Domain Troubleshooting

When Google Public DNS cannot resolve a domain, it is often due to a problem with that domain or its authoritative name servers. The following steps can help determine what causes the problem, so that domain administrators can resolve it themselves.

Before starting these steps, check the domain at dns.google as described on the general troubleshooting page, which may refer you to a particular diagnostic step below. Otherwise, try all the following steps until you find the cause.

Step 1: Check for DNSSEC validation problems

If dns.google web lookups for the domain show "Status": 2 (SERVFAIL) and queries without DNSSEC succeed, there may be a DNSSSEC problem with the domain's name servers or its top-level domain (TLD) registry (which publishes DS records for DNSSEC validation of registered domains).
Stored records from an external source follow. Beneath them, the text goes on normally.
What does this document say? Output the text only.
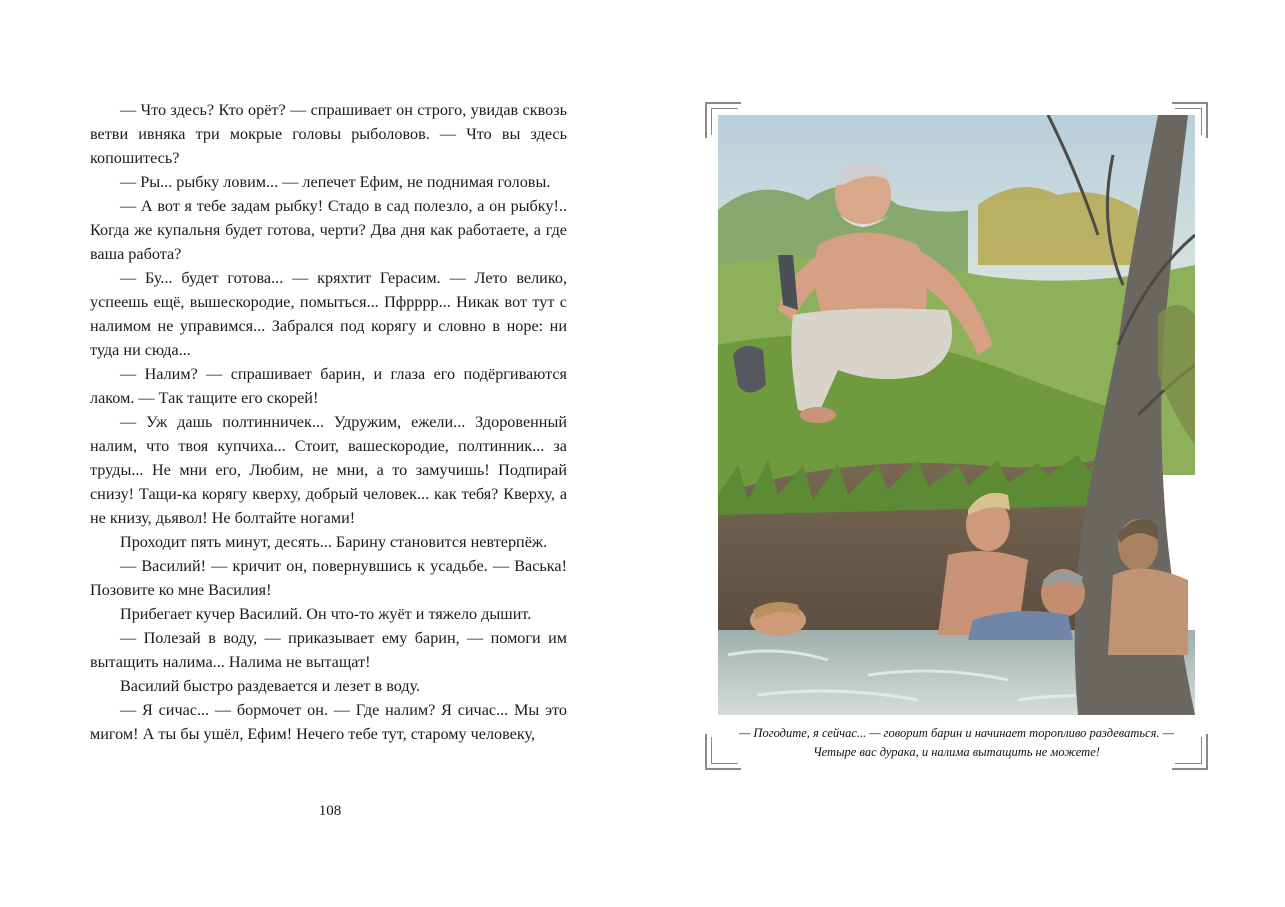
— Что здесь? Кто орёт? — спрашивает он строго, увидав сквозь ветви ивняка три мокрые головы рыболовов. — Что вы здесь копошитесь?

— Ры... рыбку ловим... — лепечет Ефим, не поднимая головы.

— А вот я тебе задам рыбку! Стадо в сад полезло, а он рыбку!.. Когда же купальня будет готова, черти? Два дня как работаете, а где ваша работа?

— Бу... будет готова... — кряхтит Герасим. — Лето велико, успеешь ещё, вышескородие, помыться... Пфрррр... Никак вот тут с налимом не управимся... Забрался под корягу и словно в норе: ни туда ни сюда...

— Налим? — спрашивает барин, и глаза его подёргиваются лаком. — Так тащите его скорей!

— Уж дашь полтинничек... Удружим, ежели... Здоровенный налим, что твоя купчиха... Стоит, вашескородие, полтинник... за труды... Не мни его, Любим, не мни, а то замучишь! Подпирай снизу! Тащи-ка корягу кверху, добрый человек... как тебя? Кверху, а не книзу, дьявол! Не болтайте ногами!

Проходит пять минут, десять... Барину становится невтерпёж.

— Василий! — кричит он, повернувшись к усадьбе. — Васька! Позовите ко мне Василия!

Прибегает кучер Василий. Он что-то жуёт и тяжело дышит.

— Полезай в воду, — приказывает ему барин, — помоги им вытащить налима... Налима не вытащат!

Василий быстро раздевается и лезет в воду.

— Я сичас... — бормочет он. — Где налим? Я сичас... Мы это мигом! А ты бы ушёл, Ефим! Нечего тебе тут, старому человеку,

108
— Погодите, я сейчас... — говорит барин и начинает торопливо раздеваться. —
Четыре вас дурака, и налима вытащить не можете!
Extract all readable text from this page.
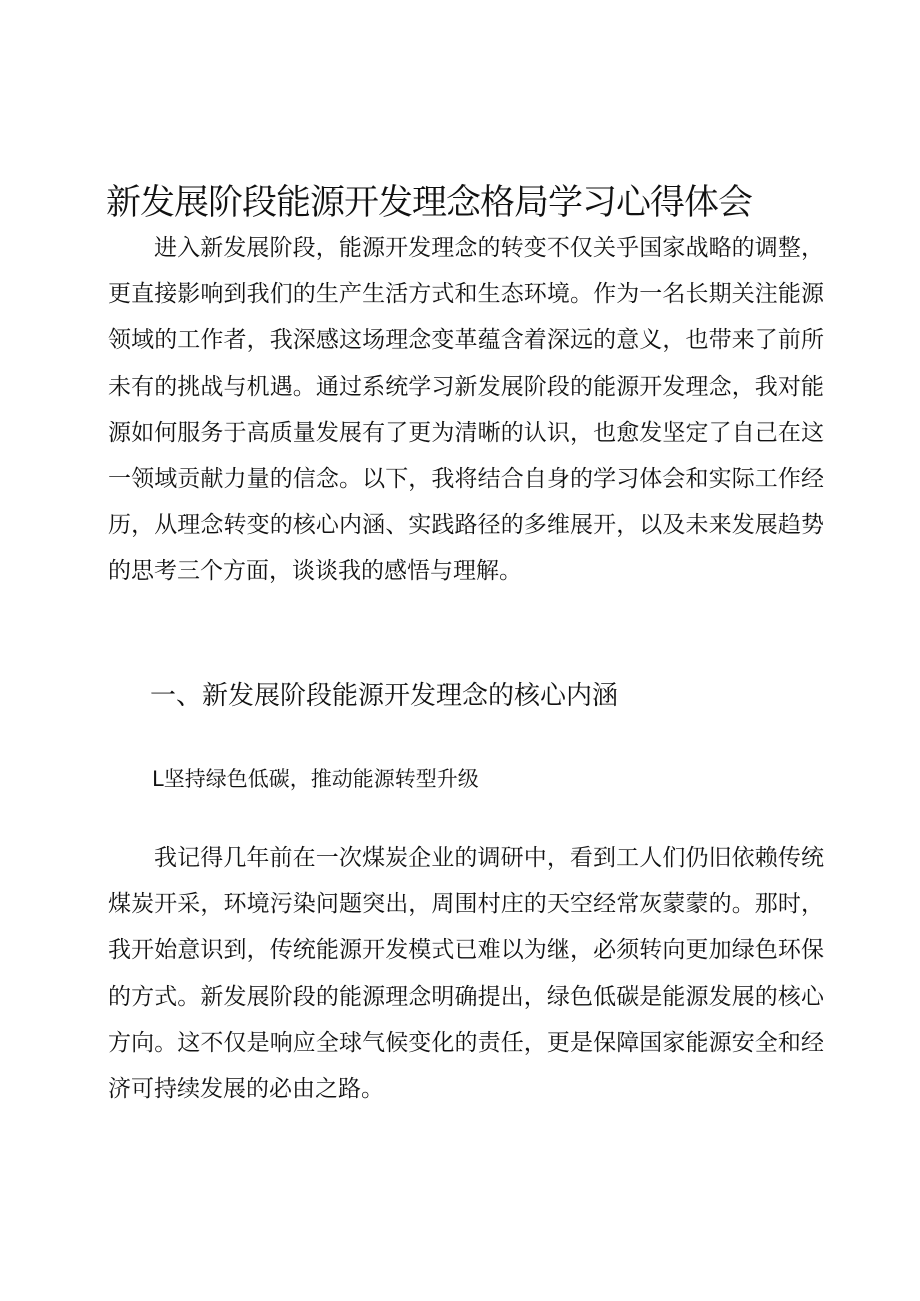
新发展阶段能源开发理念格局学习心得体会

进入新发展阶段，能源开发理念的转变不仅关乎国家战略的调整，更直接影响到我们的生产生活方式和生态环境。作为一名长期关注能源领域的工作者，我深感这场理念变革蕴含着深远的意义，也带来了前所未有的挑战与机遇。通过系统学习新发展阶段的能源开发理念，我对能源如何服务于高质量发展有了更为清晰的认识，也愈发坚定了自己在这一领域贡献力量的信念。以下，我将结合自身的学习体会和实际工作经历，从理念转变的核心内涵、实践路径的多维展开，以及未来发展趋势的思考三个方面，谈谈我的感悟与理解。

一、新发展阶段能源开发理念的核心内涵
L坚持绿色低碳，推动能源转型升级

我记得几年前在一次煤炭企业的调研中，看到工人们仍旧依赖传统煤炭开采，环境污染问题突出，周围村庄的天空经常灰蒙蒙的。那时，我开始意识到，传统能源开发模式已难以为继，必须转向更加绿色环保的方式。新发展阶段的能源理念明确提出，绿色低碳是能源发展的核心方向。这不仅是响应全球气候变化的责任，更是保障国家能源安全和经济可持续发展的必由之路。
Changes in registrar or DNS service

DNSSEC problems can occur after a domain switches from a registrar or DNS service that supports DNSSEC to one that doesn't. If the previous service leaves stale DS records in the TLD registry, and the new service does not create new DNSKEY records with matching DS records in the TLD registry, validating resolvers like Google Public DNS cannot resolve the domain.

If this happens, ask your domain registrar to remove stale DS records from the TLD registry.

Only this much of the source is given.